The overwhelming majority of illegal immigrant children ordered removed by judges over the past year and half simply did not show up for their final hearings, according to the Justice Department’s Executive Office for Immigration Review (EOIR).
The Media Research Center reports that, according to EOIR between July 2014 and January 26, 2016, immigration courts received 52,344 new cases of illegal immigrant unaccompanied minors. Of the cases, just 22,000 have been completed, with 10,142 or 20 percent of the total caseload, resulting in orders of removal.
According to the MRC, 8,900 or about 88 percent of the removal orders were issued in absentia, where the minor did not show up to court. Some 6,100 cases were deemed “administrative closed,” 4,800 were “terminated,” and the rest were given relief, “administratively completed” or considered “other immigration judge decisions.”
The MRC’s report comes amid a renewed surge of illegal immigration at the southern border. While last month saw a slight downturn in the number of apprehensions of Central American minors and family units, the overall trend has been up as hundreds of thousands of migrants illegal cross the U.S.-Mexico border expecting to stay.

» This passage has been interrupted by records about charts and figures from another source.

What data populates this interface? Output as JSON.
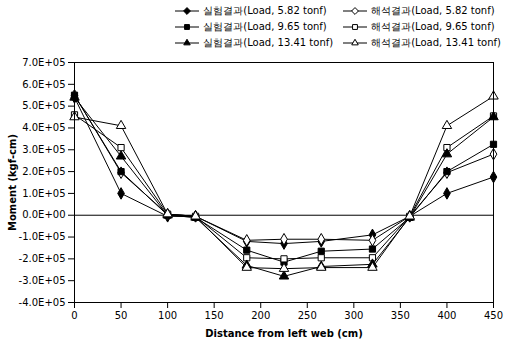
{
  "chart_data": {
    "type": "line",
    "x_label": "Distance from left web (cm)",
    "y_label": "Moment (kgf-cm)",
    "x": [
      0,
      50,
      100,
      130,
      185,
      225,
      265,
      320,
      360,
      400,
      450
    ],
    "series": [
      {
        "name": "실험결과(Load, 5.82 tonf)",
        "color": "black",
        "marker": "diamond",
        "values": [
          540000,
          100000,
          -5000,
          -5000,
          -120000,
          -130000,
          -120000,
          -90000,
          -5000,
          100000,
          175000
        ]
      },
      {
        "name": "해석결과(Load, 5.82 tonf)",
        "color": "black",
        "marker": "diamond-open",
        "values": [
          550000,
          195000,
          5000,
          -5000,
          -115000,
          -110000,
          -110000,
          -115000,
          -5000,
          195000,
          280000
        ]
      },
      {
        "name": "실험결과(Load, 9.65 tonf)",
        "color": "black",
        "marker": "square",
        "values": [
          550000,
          200000,
          0,
          -10000,
          -160000,
          -215000,
          -165000,
          -155000,
          -10000,
          200000,
          325000
        ]
      },
      {
        "name": "해석결과(Load, 9.65 tonf)",
        "color": "black",
        "marker": "square-open",
        "values": [
          460000,
          310000,
          5000,
          -5000,
          -195000,
          -200000,
          -195000,
          -195000,
          -5000,
          310000,
          455000
        ]
      },
      {
        "name": "실험결과(Load, 13.41 tonf)",
        "color": "black",
        "marker": "triangle",
        "values": [
          540000,
          270000,
          0,
          -10000,
          -230000,
          -280000,
          -235000,
          -225000,
          -10000,
          280000,
          450000
        ]
      },
      {
        "name": "해석결과(Load, 13.41 tonf)",
        "color": "black",
        "marker": "triangle-open",
        "values": [
          450000,
          410000,
          5000,
          -5000,
          -240000,
          -245000,
          -240000,
          -240000,
          -5000,
          410000,
          545000
        ]
      }
    ],
    "xlim": [
      0,
      450
    ],
    "ylim": [
      -400000,
      700000
    ],
    "xticks": [
      0,
      50,
      100,
      150,
      200,
      250,
      300,
      350,
      400,
      450
    ],
    "yticks": [
      {
        "value": -400000,
        "label": "-4.0E+05"
      },
      {
        "value": -300000,
        "label": "-3.0E+05"
      },
      {
        "value": -200000,
        "label": "-2.0E+05"
      },
      {
        "value": -100000,
        "label": "-1.0E+05"
      },
      {
        "value": 0,
        "label": "0.0E+00"
      },
      {
        "value": 100000,
        "label": "1.0E+05"
      },
      {
        "value": 200000,
        "label": "2.0E+05"
      },
      {
        "value": 300000,
        "label": "3.0E+05"
      },
      {
        "value": 400000,
        "label": "4.0E+05"
      },
      {
        "value": 500000,
        "label": "5.0E+05"
      },
      {
        "value": 600000,
        "label": "6.0E+05"
      },
      {
        "value": 700000,
        "label": "7.0E+05"
      }
    ],
    "line_style": "solid",
    "grid": false,
    "legend": "upper right"
  }
}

Once apprehended, the Obama administration has released the vast majority of the illegal immigrant unaccompanied minors and family units back into the U.S. with orders to appear in court. As the low turn-out of unaccompanied minors reveal, few actually show up for their hearings, instead vanishing into the interior and joining the undocumented population in the U.S.

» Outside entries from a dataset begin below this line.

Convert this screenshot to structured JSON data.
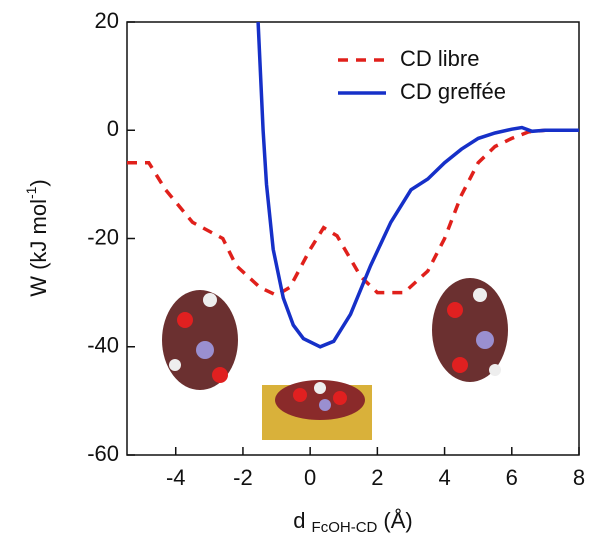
{
  "chart_data": {
    "type": "line",
    "ylabel": {
      "main": "W (kJ mol",
      "sup": "-1",
      "end": ")"
    },
    "xlabel": {
      "main": "d",
      "sub": "FcOH-CD",
      "unit": "(Å)"
    },
    "xlim": [
      -5.45,
      8
    ],
    "ylim": [
      -60,
      20
    ],
    "xticks": [
      -4,
      -2,
      0,
      2,
      4,
      6,
      8
    ],
    "yticks": [
      -60,
      -40,
      -20,
      0,
      20
    ],
    "legend": "upper right",
    "series": [
      {
        "name": "CD libre",
        "color": "#e0201b",
        "dash": true,
        "x": [
          -5.45,
          -4.8,
          -4.3,
          -3.5,
          -2.6,
          -2.2,
          -1.5,
          -1,
          -0.6,
          0,
          0.4,
          0.8,
          1.5,
          2,
          2.8,
          3.5,
          4,
          4.5,
          5,
          5.5,
          6,
          6.5,
          7,
          8
        ],
        "values": [
          -6,
          -6,
          -11,
          -17,
          -20,
          -25,
          -29,
          -30.5,
          -29,
          -22,
          -18,
          -19.5,
          -27,
          -30,
          -30,
          -26,
          -20,
          -12,
          -6,
          -3,
          -1.5,
          -0.3,
          0,
          0
        ]
      },
      {
        "name": "CD greffée",
        "color": "#1630c8",
        "dash": false,
        "x": [
          -1.55,
          -1.4,
          -1.3,
          -1.1,
          -0.8,
          -0.5,
          -0.2,
          0.3,
          0.7,
          1.2,
          1.8,
          2.4,
          3,
          3.5,
          4,
          4.5,
          5,
          5.5,
          6,
          6.3,
          6.6,
          7,
          8
        ],
        "values": [
          20,
          0,
          -10,
          -22,
          -31,
          -36,
          -38.5,
          -40,
          -39,
          -34,
          -25,
          -17,
          -11,
          -9,
          -6,
          -3.5,
          -1.5,
          -0.5,
          0.2,
          0.5,
          -0.2,
          0,
          0
        ]
      }
    ]
  }
}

At the beginning of January the Obama administration moved forward with very limited enforcement actions to deport some of the illegal immigrants who crossed the border illegally after May 2014 and had failed to comply with removal orders.
The very limited actions sparked outrage in the immigration activist community and skepticism among immigration hawks who saw the raids as window-dressing. While DHS has signaled it will enforce the law based on its “priorities for enforcement” it is unclear if ICE will be moving forward with additional raids.